Designing novel syntheses for controlled nanocrystal production
The focus of the group is the precise chemical synthesis of colloidal nanocrystals and their advanced structural characterization using X-ray scattering methods. To gain control over the size and shape of nanomaterials, we combine principles from organic chemistry, coordination chemistry, and crystallography. We stand for a rational approach with which we aim to fully understand the mechanism behind nanocrystal formation, in order to steer the outcome of the reaction. Our research is centered around the group 4 elements: titanium, zirconium and hafnium oxide, since their nanocrystals are technologically relevant but challenging to synthesize.
Elucidation and manipulation of nanocrystal surface chemistry
Most colloidal nanocrystals are not simply inorganic objects. Instead, they are organic-inorganic hybrid objects, with organic surfactants adsorbed to the surface of the inorganic core. We are specialized in studying this peculiar interface, which is one of the most important aspects for nanocrystal applications. We use advanced NMR (nuclear magnetic resonance) techniques to identify the surface-adsorbed species and to assess the thermodynamics of binding. By combining nanocrystal surface analysis and nanocrystal core analysis, we strive to uncover the total structure of nanocrystals.
Novel memory devices based on nanocrystals
For further miniaturizing of computer chips beyond Moore’s Law, standard complementary metal oxide semiconductor (CMOS) circuits need to be replaced with novel technology that switches faster and has lower power consumption. In this regard, threshold memristors are being intensely researched. Such materials switch between a high resistance and a low resistance state by applying voltage. In collaboration with the Nonnenmann group of the University of Massachusetts Amherst (USA), we deposit colloidal metal oxide nanocrystals and evaluate their performance as memristors.
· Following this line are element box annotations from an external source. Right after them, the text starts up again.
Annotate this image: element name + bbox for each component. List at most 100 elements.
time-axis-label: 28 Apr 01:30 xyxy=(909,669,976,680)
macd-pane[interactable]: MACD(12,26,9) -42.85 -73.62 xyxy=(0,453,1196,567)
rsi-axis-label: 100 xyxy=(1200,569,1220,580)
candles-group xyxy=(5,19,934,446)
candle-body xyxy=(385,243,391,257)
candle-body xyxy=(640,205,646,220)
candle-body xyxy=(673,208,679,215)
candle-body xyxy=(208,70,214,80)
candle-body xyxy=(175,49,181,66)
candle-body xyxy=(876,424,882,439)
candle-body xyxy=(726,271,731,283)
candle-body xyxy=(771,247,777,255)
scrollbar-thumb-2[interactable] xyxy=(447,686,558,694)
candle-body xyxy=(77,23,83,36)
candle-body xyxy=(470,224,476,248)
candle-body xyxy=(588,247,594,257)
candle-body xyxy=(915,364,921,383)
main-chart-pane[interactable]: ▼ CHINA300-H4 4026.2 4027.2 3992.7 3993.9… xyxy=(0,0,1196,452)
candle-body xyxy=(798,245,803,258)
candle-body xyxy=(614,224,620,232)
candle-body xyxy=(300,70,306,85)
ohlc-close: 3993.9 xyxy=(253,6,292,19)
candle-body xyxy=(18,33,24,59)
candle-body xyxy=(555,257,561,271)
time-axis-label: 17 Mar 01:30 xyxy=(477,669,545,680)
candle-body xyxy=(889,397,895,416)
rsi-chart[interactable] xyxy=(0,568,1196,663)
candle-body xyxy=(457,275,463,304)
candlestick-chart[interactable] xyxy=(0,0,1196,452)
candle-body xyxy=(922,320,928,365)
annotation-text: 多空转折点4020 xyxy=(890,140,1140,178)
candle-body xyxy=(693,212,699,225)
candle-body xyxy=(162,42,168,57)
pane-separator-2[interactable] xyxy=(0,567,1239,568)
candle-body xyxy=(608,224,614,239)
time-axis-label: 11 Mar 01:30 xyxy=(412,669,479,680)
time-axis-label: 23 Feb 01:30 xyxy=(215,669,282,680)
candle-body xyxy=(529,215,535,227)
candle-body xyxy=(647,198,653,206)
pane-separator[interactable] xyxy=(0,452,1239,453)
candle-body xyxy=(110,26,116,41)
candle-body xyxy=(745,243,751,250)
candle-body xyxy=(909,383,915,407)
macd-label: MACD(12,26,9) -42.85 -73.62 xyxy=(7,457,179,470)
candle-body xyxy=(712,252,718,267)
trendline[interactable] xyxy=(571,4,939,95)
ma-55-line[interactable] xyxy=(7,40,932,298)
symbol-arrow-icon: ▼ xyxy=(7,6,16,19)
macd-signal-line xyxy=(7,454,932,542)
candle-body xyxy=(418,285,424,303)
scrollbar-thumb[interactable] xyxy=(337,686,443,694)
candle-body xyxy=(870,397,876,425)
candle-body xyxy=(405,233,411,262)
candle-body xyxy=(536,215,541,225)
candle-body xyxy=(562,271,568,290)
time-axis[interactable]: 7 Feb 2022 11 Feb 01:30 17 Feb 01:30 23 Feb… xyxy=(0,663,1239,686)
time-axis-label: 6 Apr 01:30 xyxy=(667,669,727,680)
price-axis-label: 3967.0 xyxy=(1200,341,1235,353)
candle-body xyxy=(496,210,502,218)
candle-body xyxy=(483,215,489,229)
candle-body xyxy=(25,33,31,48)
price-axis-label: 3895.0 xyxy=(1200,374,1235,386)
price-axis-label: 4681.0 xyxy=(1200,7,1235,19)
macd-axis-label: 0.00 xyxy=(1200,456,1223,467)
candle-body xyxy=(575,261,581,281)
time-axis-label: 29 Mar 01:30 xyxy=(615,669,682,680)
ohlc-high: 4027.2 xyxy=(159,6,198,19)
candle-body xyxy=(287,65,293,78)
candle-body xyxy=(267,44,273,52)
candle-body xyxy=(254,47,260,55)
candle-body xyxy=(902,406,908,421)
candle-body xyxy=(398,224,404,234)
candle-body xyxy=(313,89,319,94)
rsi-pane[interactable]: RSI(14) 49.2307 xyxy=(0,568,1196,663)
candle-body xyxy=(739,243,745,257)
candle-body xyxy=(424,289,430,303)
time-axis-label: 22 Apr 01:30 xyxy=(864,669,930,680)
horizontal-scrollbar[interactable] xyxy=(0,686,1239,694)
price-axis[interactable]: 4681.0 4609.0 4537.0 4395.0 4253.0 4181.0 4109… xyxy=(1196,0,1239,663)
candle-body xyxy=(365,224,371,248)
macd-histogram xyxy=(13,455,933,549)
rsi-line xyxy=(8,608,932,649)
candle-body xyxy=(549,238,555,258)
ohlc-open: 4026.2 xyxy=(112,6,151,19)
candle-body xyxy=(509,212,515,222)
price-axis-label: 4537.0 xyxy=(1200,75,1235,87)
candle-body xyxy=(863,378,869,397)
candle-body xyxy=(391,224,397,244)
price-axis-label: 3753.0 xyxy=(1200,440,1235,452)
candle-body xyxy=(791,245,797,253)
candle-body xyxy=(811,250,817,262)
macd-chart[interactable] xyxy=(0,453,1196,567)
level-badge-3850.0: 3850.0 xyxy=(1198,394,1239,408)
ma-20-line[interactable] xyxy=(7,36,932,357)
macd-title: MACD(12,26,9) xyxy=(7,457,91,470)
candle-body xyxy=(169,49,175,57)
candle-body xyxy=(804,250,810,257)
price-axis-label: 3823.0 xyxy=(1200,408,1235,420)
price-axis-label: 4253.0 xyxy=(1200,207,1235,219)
Oxo clusters as atomically defined building blocks
Metal oxo clusters are atomically defined structures, in between metal complexes and nanocrystals. They are used as the inorganic nodes in metal organic frameworks (MOFS) or a building blocks in 3D printing. Despite the very simple synthetic procedures, the formation mechanism is still largely unknown. In our lab, we develop purification and characterization procedures and apply classical physical chemistry approached to elucidating the mechanism of cluster formation.